Former CIA Officer Pleads Guilty To Serious Crimes

Former CIA Officer Pleads Guilty To Serious Crimes

( – Top United States intelligence agencies hold the officials who work for them to very high standards. They must meet specific criteria before qualifying, including passing a criminal check and having good credit. All of their relationships come under scrutiny to minimize the risk of compromise. However, one ex-CIA officer seems to have missed the memo, and now he’s facing a wealth of serious crimes.

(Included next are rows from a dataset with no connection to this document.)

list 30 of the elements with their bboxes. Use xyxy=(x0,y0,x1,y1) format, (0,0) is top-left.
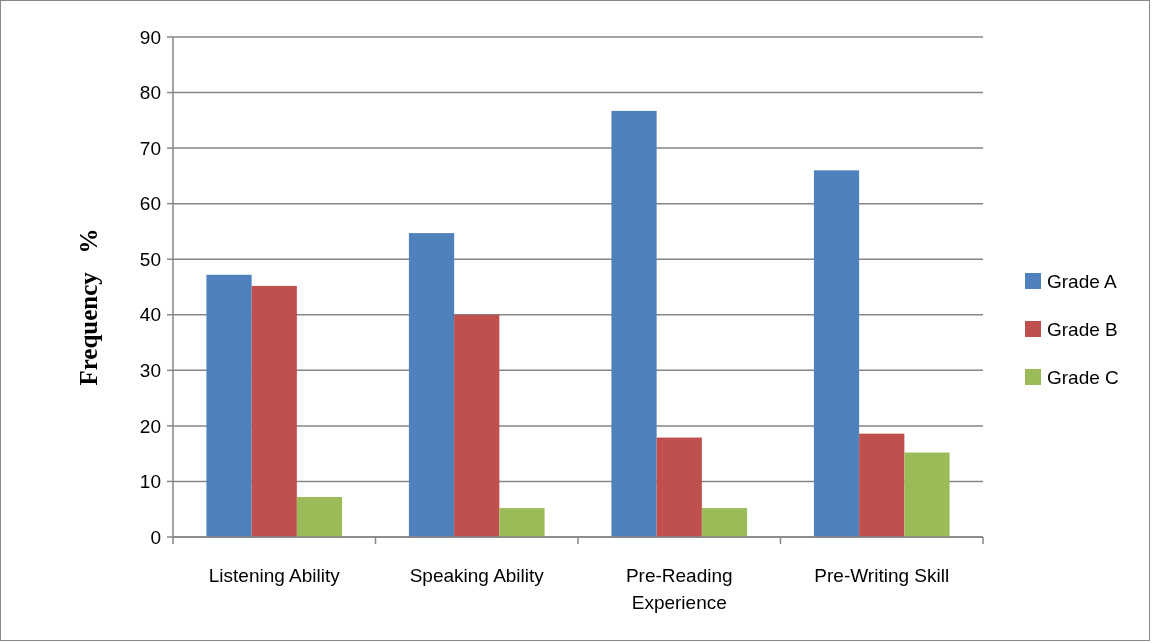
bar xyxy=(454,314,500,537)
y-tick-label: 40 xyxy=(139,304,161,326)
bar xyxy=(611,110,657,537)
y-tick-label: 20 xyxy=(139,415,161,437)
bar xyxy=(813,170,860,537)
bar xyxy=(408,233,455,537)
y-tick-label: 30 xyxy=(139,359,161,381)
x-tick-label: Pre-Reading Experience xyxy=(625,565,733,613)
bar xyxy=(296,497,343,537)
y-tick-label: 70 xyxy=(139,137,161,159)
legend-label: Grade C xyxy=(1047,366,1119,388)
y-tick-label: 10 xyxy=(139,471,161,493)
bar xyxy=(499,508,545,537)
y-axis-title: Frequency % xyxy=(75,228,102,386)
y-tick-label: 50 xyxy=(139,248,161,270)
legend-label: Grade A xyxy=(1047,270,1118,292)
bar xyxy=(904,452,950,537)
x-tick-label: Speaking Ability xyxy=(409,565,545,586)
bar xyxy=(656,437,702,537)
y-tick-label: 0 xyxy=(150,526,161,548)
bar xyxy=(701,508,748,537)
y-tick-label: 60 xyxy=(139,193,161,215)
x-tick-label: Pre-Writing Skill xyxy=(814,565,950,586)
x-tick-label: Listening Ability xyxy=(208,565,341,586)
y-tick-label: 90 xyxy=(139,26,161,48)
bar xyxy=(206,274,252,537)
legend-label: Grade B xyxy=(1047,318,1118,340)
y-tick-label: 80 xyxy=(139,82,161,104)
bar xyxy=(859,433,905,537)
bar xyxy=(251,285,297,537)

On Tuesday, November 7, the Department of Justice’s (DOJ) Office of Public Affairs announced that 47-year-old Brian Jeffrey Raymond pleaded guilty “to drugging and… abusing numerous women in multiple countries.” By doing so, the prosecution is dropping several charges against him. However, Raymond will still face between 24 and 30 years in prison and remain on supervised release for the rest of his life. Courts have scheduled his sentencing hearings on September 18 and 19, 2024.

Authorities initially began investigating Raymond in May 2020. Mexican authorities arrested him for allegedly drugging and raping a woman while on assignment in the country. From there, the State Department and FBI recovered approximately 400 photos and videos of him touching unconscious women without apparent consent, and Raymond’s browser search history included terms such as “passed out girl” and videos he had watched on YouTube of the subject matter. He also attempted to delete the material upon learning he was under investigation.

In all, authorities determined the ex-CIA officer had assaulted 28 women between 2006 and 2020 while he was on various assignments in the US and other nations. He photographed or videoed them in various states of undress. The DOJ worked in conjunction with Mexico’s government, including the Fiscalía General de Justicia de la Ciudad de México and the Fiscalía General de la República, to bring Raymond to justice.

The CIA, facing multiple accusations of being “antiquated” in its handling of sexual assault or harassment charges within its own ranks, has also since taken steps to streamline complaints of assault within the agency.